Essentially, the REvil ransomware gang has seized product blueprints from an Apple supplier named Quanta Computer. As a Taiwanese manufacturer, Quanta Computer builds computing devices for several vendors and manufactures MacBook and iWatch devices for Apple.
Moreover, REvil ransomware gang claims that its earlier ransom demands have got denied by Quanta.
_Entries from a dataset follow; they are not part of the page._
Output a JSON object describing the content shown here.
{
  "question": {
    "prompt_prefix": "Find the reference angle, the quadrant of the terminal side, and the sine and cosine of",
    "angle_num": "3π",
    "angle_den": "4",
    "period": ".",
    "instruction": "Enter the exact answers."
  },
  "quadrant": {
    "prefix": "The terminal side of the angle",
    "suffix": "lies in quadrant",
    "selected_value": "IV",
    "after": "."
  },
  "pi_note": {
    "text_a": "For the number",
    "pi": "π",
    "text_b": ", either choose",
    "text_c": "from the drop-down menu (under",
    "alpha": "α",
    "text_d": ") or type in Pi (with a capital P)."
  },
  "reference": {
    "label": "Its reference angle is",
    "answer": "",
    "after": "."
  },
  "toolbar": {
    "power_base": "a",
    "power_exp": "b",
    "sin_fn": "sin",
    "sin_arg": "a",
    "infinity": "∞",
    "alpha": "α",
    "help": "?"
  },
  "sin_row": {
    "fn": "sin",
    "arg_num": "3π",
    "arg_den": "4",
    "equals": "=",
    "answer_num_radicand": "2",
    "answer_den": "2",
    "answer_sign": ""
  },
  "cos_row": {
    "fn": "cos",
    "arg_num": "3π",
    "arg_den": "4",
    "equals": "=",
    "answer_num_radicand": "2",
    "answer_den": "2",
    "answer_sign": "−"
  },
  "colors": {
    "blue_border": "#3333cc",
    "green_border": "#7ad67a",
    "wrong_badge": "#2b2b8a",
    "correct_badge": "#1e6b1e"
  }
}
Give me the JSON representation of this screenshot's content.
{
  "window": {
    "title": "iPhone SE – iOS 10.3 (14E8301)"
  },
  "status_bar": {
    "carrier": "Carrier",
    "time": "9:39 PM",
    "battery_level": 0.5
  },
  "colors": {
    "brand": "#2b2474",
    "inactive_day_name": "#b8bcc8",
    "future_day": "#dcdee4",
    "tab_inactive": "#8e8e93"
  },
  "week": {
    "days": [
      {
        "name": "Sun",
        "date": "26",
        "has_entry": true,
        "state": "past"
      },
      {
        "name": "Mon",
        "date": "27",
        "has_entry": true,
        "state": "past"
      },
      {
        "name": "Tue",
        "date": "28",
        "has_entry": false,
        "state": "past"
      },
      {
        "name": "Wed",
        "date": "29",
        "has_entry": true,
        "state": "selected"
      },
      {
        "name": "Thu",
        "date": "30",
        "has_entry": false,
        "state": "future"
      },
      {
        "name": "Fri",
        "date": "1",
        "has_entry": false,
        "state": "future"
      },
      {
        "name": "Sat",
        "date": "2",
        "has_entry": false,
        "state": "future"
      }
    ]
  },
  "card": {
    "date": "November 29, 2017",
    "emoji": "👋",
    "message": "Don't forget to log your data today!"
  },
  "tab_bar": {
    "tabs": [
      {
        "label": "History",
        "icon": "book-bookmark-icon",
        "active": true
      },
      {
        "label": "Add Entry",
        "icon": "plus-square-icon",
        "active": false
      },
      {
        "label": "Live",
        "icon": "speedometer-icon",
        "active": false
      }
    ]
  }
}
It alleges that its side has given a great deal of time to solve the problem. Yet, Quanta gave the cold shoulder to it and showed that it cares nothing about the data of its staff and customers. Thus, it allowed the disclosure and sale of all data it contains.
The Amount of Ransom Demand
One source acquainted with the negotiations with Quanta Computer revealed that the REvil ransomware group has raised a $50 million ransom demand. Last month, it asked Acer the same amount, but there came no follow-on information from either side on the occurrence of the event.
Several ransomware gangs knowingly target large organizations, specifically when they practice big game hunting. It is because they seek higher ransom payoffs. Usually, these groups open the ransom demands with a hefty sum. So, they allow it to get negotiated down subsequently.
REvil is a prolific ransomware-as-a-service (RaaS) operation. Operations like these involve an operator rendering crypt-locking malware. An operator also provides support to vetted affiliates who infect through malware systems of victims. The operator obtains a cut from every victim who pays. Historically, the cut has begun at 40% for REvil. Later, it dropped to $30 after the affiliate achieved three successful ransom payments.
Various ransomware gangs begin leaking data after attempting to name and shame victims through dedicated leak sites. The group dumps all the withdrawn data for free when a victim does not pay the demanded ransom. They do it to teach a lesson to future victims. Similarly, many gangs claim that they negotiate sales to other interested parties. Nevertheless, how far it is true is unclear.
Bad guys like REvil ransomware gang have found the current global crisis called COVID-19 pandemic as an opportunity to loot and plunder businesses. Thus, proactive cybersecurity is an essential piece of the giant jigsaw puzzle of online business.